In a preferred embodiment of the invention, the yoke position is sensed photoelectric displacement detector comprising two photodetectors illuminated with radiant energy from a single photoemitter so that a part of the yoke structure differentially blocks a portion of that energy reaching the photodetectors. The output from the photodetectors vary inversely corresponding to the offset of the yoke position from its initial straight alignment and their signals are used by an amplifier to power an electromagnet producing magnetic flux which acts on a pair of permanent magnets attached to the yoke in a feedback arrangement to restore the initial alignment
A preferred embodiment of the invention uses a gear train having three gears connected in series between a motor and its load. Both the motor drive shaft and the output load shaft are journaled for rotation within bearings fixed to a housing or other fixed support The drive shaft is also journaled within a yoke, and the shaft of the intermediate gear is journaled only with the yoke. In this arrangement, if unrestrained, the intermediate gear would tend to orbit around the motor gear. In the null-balancing measurement arrangement of the invention, however, the yoke position is electronically detected by a suitable position sensor and a correcting torque is applied by electromagnetic means to the yoke to maintain the normal meshed alignment of the gears. Electrical signals used to produce the correcting torque are a measure of the torque applied to the load gear.

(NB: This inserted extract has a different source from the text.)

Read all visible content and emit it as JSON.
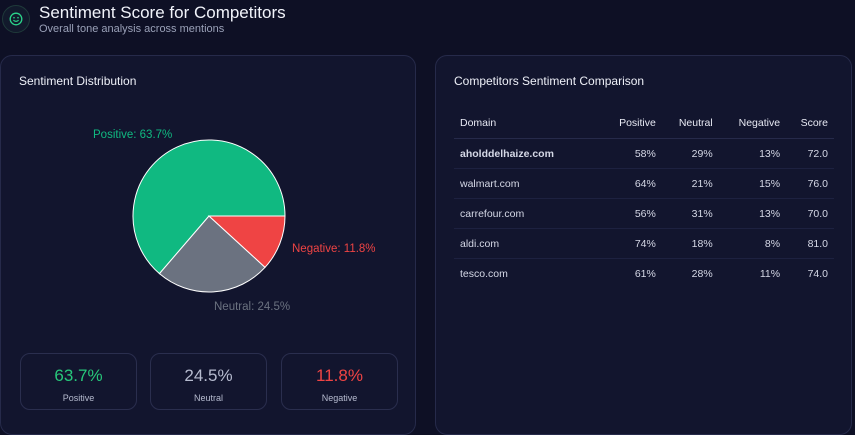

Other embodiments of the invention provide for turning the output shaft through less than a complete revolution. In some such embodiments the torque linking mechanism comprises a rocker arm carried by a yoke that co-acts with axially oriented eccentric drive pins mounted on rotating elements fixedly attached to the drive and output shafts.
In another embodiment of the invention, a Hall effect magnetic sensor detects the magnetic flux from the two permanent magnets. This sensor signal is also used with an amplifier to power an electromagnet which acts on the two permanent magnets attached to the yoke to restore the initial straight alignment.
In a further embodiment, the output shaft is used to rotate a vane in a fluid stream so that the torque measurement resulting from the effects of the fluid flow on the vane is used to provide a measure of the fluid flow rate. Thus, it is a particular object of this invention to provide an improved means for measuring torque and in particular, to apply that to target flow meters.
In some embodiments the drive shaft actuator is not an ordinary electric motor, but comprises an electromagnet that co-acts with a pair of oppositely poled permanent magnets eccentrically attached to a drive disk that is fixedly attached to the drive shaft.
Although it is believed that the foregoing recital of features and advantages may be of use to one who is skilled in the art and who wishes to learn how to practice the invention, it will be recognized that the foregoing recital is not intended to list all of the features and advantages. Moreover, it may be noted that various embodiments of the invention may provide various combinations of the hereinbefore recited features and advantages of the invention, and that less than all of the features and advantages may be provided by some embodiments.